Affäre um Doktorarbeit Familienministerin Giffey tritt zurück

Die Diskussionen über die Rechtmäßigkeit ihrer Doktorwürde nehmen kein Ende: Nun ist Franziska Giffey von ihrem Amt als Familienministerin zurückgetreten. An ihrer Spitzenkandidatur für die Berliner SPD will sie festhalten.
Familienministerin Franziska Giffey (SPD)

Familienministerin Franziska Giffey (SPD)

Foto: bildgehege / imago images/Bildgehege

Franziska Giffey (SPD) hat die Bundeskanzlerin um Entlassung aus ihrem Amt als Bundesministerin für Familie, Senioren, Frauen und Jugend gebeten. Grund ist nach eigenen Angaben die anhaltende Diskussion über Giffeys Doktorwürde.

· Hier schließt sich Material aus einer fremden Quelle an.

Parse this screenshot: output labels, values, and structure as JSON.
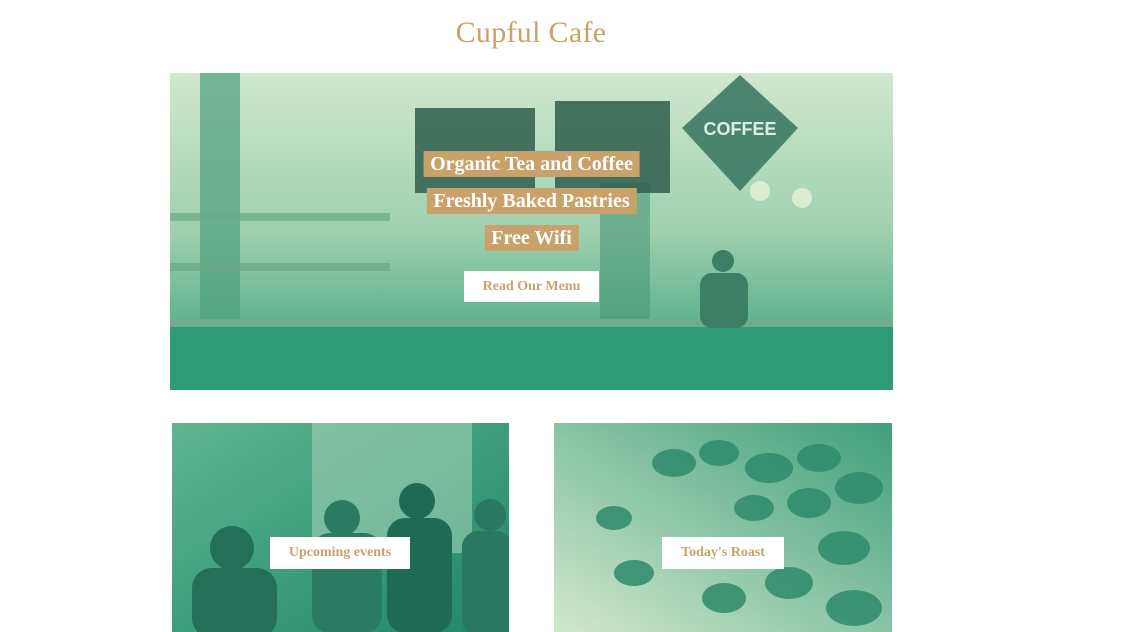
{
  "header": {
    "site_title": "Cupful Cafe"
  },
  "hero": {
    "taglines": [
      "Organic Tea and Coffee",
      "Freshly Baked Pastries",
      "Free Wifi"
    ],
    "menu_button_label": "Read Our Menu",
    "image_sign_text": "COFFEE"
  },
  "cards": [
    {
      "button_label": "Upcoming events"
    },
    {
      "button_label": "Today's Roast"
    }
  ],
  "colors": {
    "accent_gold": "#c9a26b",
    "image_tint_green": "#2e9a77",
    "button_bg": "#ffffff"
  }
}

»Ich stehe weiterhin zu meiner Aussage, dass ich meine Arbeit nach bestem Wissen und Gewissen geschrieben habe«, heißt es von Giffey in einer Pressemitteilung. »Ich bedauere, wenn mir dabei Fehler unterlaufen sind.«

Jüngst waren erneut Fragen zu Giffeys 2010 eingereichter Dissertation aufgekommen. Die Doktorarbeit wurde überprüft, nachdem Anfang 2019 Plagiatsvorwürfe aufgekommen waren. Ergebnis der Prüfung war, dass die Arbeit Verstöße gegen die Praxis guter Wissenschaft enthalte. Die Universität rügte Giffey daraufhin – den Doktortitel durfte sie jedoch behalten.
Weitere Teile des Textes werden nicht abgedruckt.